Mature Markets Are Still Important and Offer Both Value and Growth
The reports of the death of mature markets have been greatly exaggerated.
- Bill Pieroni
- April 2022
My column “The Misguided Pursuit of Developing Markets,” which appeared in the January issue of Best's Review, uncovered the flaws in the conventional wisdom that insurers must look to developing markets for growth. Is the flip side of that coin—that mature markets are oversaturated and offer little opportunity for expansion—also flawed? In a word, yes. As Mark Twain might say, reports of the death of mature markets have been greatly exaggerated.
Global Growth and Value Pools
In ACORD's recent country-by-country analysis of over 11,000 carriers worldwide, “mature markets” were defined as those with higher-than-average penetration of insurance as a percentage of GDP, but lower-than-average growth. The goal of our research was to determine how demographics, economics and other local factors influence growth and value capture across countries, and to measure the past, current and future profit levels in each market.
Collectively, the 100 countries examined represent over 98% of global gross written premiums. Of these countries, 25 meet the criteria for mature markets.
Outcomes and Performance
The 25 mature markets, unsurprisingly, have robust overall economies, comprising more than 55% of global GDP. Their share of the global insurance industry is even higher–these markets account for over 75% of premiums written worldwide.
However, this does not mean these markets are oversaturated and stagnant. In fact, they demonstrated a 10-year premium growth rate of 2.4%—nearly as high as the 2.9% achieved by developing markets (excluding China and South Korea, which already are among the 10 largest markets in the world).
More importantly, that growth is strongly correlated to value capture—mature markets generated more than 90% of worldwide value. Over the 10-year period studied, mature markets achieved an average 98.7 combined ratio, compared to 99.5 for developing markets. Clearly, mature markets tend to be consistently more profitable over an extended period of time.
Opportunities and Execution
The lesson here is that insurers should not summarily engage in premature abandonment of mature markets. These markets are not a zero-sum game, with competitors fighting tooth and nail over profitable market share. Yes, insurers must compete for their segment—but these are large, growing markets.
There are some common characteristics across most mature markets:
- Insurers in mature markets tend to spend more on total loss than in developing markets, with lower underwriting expenses.
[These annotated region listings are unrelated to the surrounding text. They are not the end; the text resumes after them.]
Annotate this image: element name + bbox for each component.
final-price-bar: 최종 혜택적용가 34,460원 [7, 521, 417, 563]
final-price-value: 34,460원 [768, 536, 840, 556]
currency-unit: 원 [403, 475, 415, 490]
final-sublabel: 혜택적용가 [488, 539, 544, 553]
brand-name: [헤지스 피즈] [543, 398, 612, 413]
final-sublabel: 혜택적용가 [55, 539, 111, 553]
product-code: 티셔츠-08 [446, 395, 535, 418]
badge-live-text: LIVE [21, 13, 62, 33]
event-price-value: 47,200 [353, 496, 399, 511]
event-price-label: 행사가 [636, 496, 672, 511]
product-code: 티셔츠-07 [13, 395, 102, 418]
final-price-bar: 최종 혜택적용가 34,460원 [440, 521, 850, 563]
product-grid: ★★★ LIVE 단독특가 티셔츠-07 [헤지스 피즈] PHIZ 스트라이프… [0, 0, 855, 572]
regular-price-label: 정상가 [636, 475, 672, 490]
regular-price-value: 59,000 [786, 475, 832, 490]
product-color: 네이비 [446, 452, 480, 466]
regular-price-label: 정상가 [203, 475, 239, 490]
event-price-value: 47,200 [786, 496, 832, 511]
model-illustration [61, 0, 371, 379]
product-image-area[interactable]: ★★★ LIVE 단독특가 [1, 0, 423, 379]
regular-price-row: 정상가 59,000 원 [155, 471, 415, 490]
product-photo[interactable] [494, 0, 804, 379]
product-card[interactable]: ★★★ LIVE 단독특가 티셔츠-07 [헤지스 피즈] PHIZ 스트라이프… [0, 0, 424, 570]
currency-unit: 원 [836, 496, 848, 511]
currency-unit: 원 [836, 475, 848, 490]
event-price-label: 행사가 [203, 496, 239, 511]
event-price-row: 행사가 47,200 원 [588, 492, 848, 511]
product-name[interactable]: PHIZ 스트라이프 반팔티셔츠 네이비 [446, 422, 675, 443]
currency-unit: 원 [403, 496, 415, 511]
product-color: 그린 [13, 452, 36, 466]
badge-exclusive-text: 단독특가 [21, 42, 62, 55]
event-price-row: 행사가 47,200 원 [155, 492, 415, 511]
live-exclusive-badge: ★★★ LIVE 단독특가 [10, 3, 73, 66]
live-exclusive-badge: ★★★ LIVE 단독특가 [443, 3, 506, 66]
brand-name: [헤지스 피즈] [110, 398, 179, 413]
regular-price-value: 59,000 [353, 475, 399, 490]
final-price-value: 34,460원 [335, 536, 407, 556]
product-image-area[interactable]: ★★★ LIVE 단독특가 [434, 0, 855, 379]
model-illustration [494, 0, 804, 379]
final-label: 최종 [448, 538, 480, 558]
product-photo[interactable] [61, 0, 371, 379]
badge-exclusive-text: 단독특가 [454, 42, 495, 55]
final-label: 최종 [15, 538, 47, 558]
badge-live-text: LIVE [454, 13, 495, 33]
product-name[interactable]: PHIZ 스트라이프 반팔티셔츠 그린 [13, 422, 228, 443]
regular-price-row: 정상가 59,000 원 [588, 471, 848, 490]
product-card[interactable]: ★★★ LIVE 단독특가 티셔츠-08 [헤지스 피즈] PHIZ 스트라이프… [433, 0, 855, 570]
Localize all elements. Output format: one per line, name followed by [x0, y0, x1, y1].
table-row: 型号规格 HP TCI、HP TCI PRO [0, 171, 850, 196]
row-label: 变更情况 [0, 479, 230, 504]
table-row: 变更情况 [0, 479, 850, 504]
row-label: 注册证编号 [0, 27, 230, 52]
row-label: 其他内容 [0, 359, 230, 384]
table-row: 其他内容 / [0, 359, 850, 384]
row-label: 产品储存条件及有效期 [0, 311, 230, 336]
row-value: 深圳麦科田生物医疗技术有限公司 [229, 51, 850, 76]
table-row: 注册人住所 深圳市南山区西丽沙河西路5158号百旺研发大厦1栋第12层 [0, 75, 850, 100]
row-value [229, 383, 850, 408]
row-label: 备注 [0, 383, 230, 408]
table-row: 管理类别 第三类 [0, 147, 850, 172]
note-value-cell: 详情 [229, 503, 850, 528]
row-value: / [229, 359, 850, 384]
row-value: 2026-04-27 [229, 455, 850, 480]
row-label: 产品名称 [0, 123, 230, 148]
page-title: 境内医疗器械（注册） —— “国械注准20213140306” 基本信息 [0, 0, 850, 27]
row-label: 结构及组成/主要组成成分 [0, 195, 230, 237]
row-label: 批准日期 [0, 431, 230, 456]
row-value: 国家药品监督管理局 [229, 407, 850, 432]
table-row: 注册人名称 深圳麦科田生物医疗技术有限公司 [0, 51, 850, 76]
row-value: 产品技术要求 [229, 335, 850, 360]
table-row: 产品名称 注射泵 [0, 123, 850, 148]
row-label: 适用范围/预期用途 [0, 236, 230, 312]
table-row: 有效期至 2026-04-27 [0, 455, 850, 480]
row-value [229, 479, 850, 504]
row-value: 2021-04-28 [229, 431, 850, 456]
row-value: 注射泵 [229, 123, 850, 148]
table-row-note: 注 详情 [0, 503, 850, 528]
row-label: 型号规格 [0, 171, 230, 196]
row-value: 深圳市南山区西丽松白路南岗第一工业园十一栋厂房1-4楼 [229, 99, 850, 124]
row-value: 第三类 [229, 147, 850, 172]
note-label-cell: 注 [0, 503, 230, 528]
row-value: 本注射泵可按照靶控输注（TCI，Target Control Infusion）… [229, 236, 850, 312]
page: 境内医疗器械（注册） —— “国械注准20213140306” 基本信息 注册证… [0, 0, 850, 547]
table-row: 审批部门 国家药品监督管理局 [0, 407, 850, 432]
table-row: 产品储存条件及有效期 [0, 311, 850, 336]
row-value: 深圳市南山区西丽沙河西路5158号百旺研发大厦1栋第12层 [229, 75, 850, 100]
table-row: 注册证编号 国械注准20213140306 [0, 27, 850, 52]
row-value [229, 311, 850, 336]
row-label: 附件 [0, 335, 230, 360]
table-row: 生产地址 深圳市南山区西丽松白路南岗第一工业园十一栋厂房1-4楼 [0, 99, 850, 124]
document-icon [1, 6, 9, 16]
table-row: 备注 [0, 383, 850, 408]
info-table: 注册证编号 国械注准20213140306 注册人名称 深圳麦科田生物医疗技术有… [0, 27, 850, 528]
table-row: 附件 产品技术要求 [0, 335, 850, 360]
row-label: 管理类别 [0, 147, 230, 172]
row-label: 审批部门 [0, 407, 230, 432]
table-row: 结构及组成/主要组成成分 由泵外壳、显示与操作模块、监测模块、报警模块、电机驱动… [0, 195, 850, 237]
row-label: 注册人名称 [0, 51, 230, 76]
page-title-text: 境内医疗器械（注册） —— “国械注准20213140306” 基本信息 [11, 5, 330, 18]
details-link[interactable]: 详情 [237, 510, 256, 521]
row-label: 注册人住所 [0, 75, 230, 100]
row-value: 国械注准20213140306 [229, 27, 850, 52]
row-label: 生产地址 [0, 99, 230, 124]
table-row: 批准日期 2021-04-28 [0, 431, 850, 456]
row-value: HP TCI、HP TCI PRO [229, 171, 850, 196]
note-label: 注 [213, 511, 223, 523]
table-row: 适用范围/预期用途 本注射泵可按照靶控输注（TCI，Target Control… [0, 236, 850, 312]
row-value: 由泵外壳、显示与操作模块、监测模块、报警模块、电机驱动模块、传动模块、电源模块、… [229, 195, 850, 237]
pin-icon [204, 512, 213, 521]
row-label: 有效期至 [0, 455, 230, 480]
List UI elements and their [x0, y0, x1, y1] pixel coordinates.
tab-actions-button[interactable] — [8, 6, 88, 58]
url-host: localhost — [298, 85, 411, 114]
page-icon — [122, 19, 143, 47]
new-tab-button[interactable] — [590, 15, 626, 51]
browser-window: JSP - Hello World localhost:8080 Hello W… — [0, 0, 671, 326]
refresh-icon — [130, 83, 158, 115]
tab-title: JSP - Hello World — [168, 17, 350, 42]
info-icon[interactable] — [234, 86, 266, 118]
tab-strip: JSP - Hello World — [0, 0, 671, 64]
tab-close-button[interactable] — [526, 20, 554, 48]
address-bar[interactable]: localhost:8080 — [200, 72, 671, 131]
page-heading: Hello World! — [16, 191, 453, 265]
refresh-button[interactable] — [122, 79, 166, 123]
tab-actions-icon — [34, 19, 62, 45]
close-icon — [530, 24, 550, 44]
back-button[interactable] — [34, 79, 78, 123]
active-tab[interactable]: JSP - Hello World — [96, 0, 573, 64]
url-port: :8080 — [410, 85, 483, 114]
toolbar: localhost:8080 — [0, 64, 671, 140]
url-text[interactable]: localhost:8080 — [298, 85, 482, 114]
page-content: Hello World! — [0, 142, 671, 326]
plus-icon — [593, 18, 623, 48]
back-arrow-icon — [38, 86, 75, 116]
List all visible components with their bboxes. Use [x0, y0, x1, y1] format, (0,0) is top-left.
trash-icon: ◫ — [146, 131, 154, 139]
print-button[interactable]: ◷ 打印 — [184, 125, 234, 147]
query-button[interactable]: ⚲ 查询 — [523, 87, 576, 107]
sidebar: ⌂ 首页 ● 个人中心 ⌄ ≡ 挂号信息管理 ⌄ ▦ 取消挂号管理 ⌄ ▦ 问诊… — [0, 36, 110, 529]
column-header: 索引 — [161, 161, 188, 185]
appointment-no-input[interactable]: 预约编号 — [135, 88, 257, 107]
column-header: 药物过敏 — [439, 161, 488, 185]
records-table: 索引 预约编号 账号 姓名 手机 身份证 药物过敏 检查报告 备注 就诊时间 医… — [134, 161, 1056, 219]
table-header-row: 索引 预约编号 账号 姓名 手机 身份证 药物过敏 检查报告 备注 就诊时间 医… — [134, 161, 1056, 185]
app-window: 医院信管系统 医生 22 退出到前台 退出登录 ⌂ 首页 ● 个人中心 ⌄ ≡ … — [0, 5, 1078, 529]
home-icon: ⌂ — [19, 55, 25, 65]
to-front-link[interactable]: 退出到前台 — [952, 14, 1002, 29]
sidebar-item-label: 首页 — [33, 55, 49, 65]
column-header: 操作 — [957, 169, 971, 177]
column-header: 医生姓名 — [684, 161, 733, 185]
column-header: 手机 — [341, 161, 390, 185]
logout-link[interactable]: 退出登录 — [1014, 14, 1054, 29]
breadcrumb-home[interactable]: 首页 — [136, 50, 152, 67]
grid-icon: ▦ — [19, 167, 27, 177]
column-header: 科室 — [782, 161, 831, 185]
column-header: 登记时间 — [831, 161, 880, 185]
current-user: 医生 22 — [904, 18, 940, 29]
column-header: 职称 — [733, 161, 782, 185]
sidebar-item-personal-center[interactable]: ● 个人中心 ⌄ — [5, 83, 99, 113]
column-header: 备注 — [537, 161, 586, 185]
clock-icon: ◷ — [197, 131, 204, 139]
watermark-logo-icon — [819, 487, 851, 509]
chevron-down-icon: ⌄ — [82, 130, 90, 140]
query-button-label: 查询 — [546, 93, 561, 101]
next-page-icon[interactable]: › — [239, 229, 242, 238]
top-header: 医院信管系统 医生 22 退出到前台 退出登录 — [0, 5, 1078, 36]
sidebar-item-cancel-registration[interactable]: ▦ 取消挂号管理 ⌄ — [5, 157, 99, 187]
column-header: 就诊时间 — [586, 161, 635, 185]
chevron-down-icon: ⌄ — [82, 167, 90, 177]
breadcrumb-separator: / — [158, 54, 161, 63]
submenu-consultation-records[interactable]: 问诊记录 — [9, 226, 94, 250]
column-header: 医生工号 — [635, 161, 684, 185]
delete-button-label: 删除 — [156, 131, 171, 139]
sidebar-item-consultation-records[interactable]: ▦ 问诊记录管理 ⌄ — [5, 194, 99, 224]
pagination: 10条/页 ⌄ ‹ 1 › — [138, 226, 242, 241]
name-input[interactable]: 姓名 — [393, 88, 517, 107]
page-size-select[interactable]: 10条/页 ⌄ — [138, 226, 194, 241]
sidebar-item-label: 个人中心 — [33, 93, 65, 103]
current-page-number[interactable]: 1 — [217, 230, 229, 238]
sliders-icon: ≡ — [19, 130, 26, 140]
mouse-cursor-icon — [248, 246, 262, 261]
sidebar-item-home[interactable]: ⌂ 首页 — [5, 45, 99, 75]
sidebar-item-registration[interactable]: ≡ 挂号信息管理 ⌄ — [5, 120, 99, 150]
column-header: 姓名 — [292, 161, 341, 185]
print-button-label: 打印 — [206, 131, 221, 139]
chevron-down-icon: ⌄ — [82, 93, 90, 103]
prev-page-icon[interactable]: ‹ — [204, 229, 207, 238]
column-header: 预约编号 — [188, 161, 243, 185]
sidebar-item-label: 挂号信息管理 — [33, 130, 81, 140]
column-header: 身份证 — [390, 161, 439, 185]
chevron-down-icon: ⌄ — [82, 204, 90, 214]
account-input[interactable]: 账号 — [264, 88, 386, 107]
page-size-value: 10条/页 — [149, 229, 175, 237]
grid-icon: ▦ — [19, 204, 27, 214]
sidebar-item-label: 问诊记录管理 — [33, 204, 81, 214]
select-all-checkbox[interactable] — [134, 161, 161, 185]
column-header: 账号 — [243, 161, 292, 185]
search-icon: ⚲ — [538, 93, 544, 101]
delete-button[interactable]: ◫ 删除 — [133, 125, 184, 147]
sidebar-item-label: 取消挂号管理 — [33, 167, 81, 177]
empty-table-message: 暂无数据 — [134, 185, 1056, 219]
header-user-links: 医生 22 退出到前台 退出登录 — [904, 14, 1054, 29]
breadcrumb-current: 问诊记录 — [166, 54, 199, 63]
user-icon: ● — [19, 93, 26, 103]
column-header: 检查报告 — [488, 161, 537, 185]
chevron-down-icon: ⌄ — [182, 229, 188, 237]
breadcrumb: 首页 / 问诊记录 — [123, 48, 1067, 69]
Established practices and data availability make the underwriting process easier, while regulatory concerns, customer sophistication and the threat of competitors drive higher loss costs.
- Customers in mature markets are driven by security and value. While they are keenly aware of price, they are experienced consumers who understand their relationship to carriers and intermediaries. They tend to value the expertise and service provided by independent agents. Customer satisfaction should be a high priority.
- To generate sustainable value, insurers must execute across all four fundamental strategies: operational excellence, customer intimacy, product leadership and innovation. Excelling in only one or two of these areas is not enough to successfully compete in mature markets.